Set Language for a Document
- In Adobe Acrobat, go to the File menu, then select Properties.
- In the Properties window, click the Advanced tab.
- Set the Language menu to English or some other appropriate language.
Note: If the language is not present, then you can manually enter an ISO-639 language code.
Set Language for a Portion of the Document
- In Adobe Connect, open the Tags window
- Go to the View menu, then Show/Hide, then Navigation Panes.
- Check the option for Tags. The Tags icon (green price tag) will appear in the far left.
- Click the Tags icon to open the list of tags.
- Click the arrow next to the initial tag to reveal lower layers of tag structure.
- Find the tag corresponding the non-English word or phrase.
- Right click the tag and select Properties.
- Select the appropriate Language from the menu.
Note: If the language is not present, then you can manually enter an ISO-639 language code.

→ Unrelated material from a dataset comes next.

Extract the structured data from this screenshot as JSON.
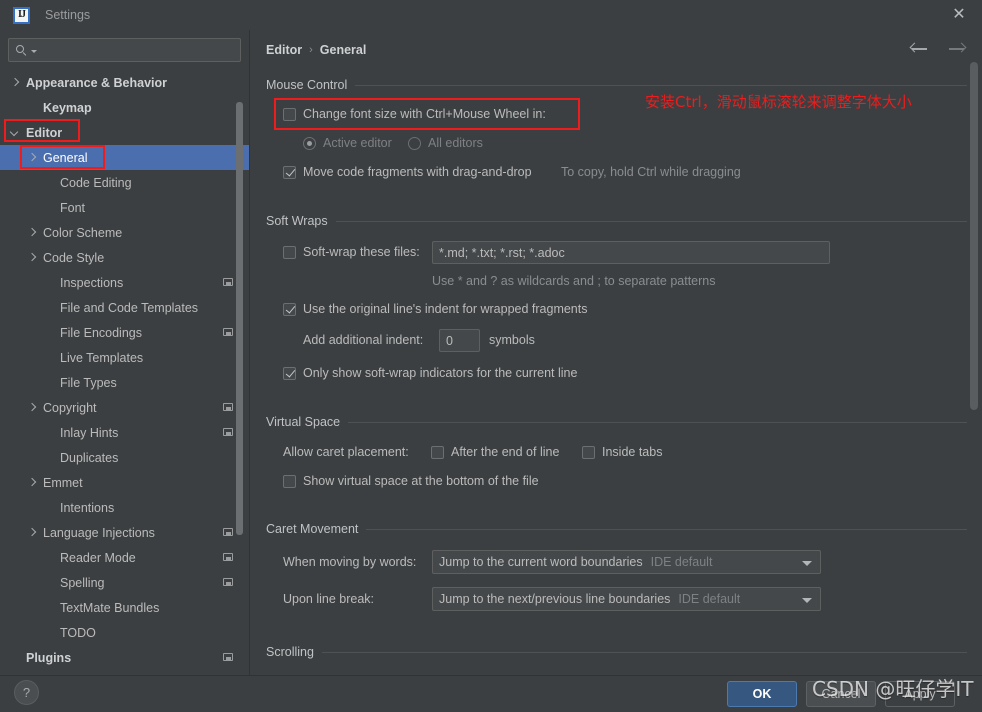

Optimize File Size with Appropriate Font Embedding
Generally speaking a PDF document will embed any font used as part of the document in order to ensure that the text is viewable for anyone. However, the file can become very large when symbols are used unless some precautions are taken. In particular:
East Asian Fonts and Technical Symbols
Many East Asian fonts (for Chinese and Japanese) are large because of the larger character side. However these fonts also contain math and other technical symbols. If you need to include these symbols, make sure you use a technical symbol font rather than an East Asian font. The embedded font will be missing all the East Asian symbols.
Specific Scripts
Similarly, if your document is only using one or two specific scripts, it may be better to use fonts which only include characters from the target scripts.
Multiple Scripts
On the other hand, if your document includes many scripts, it may be be more efficient to embed a single font containing multiple scripts.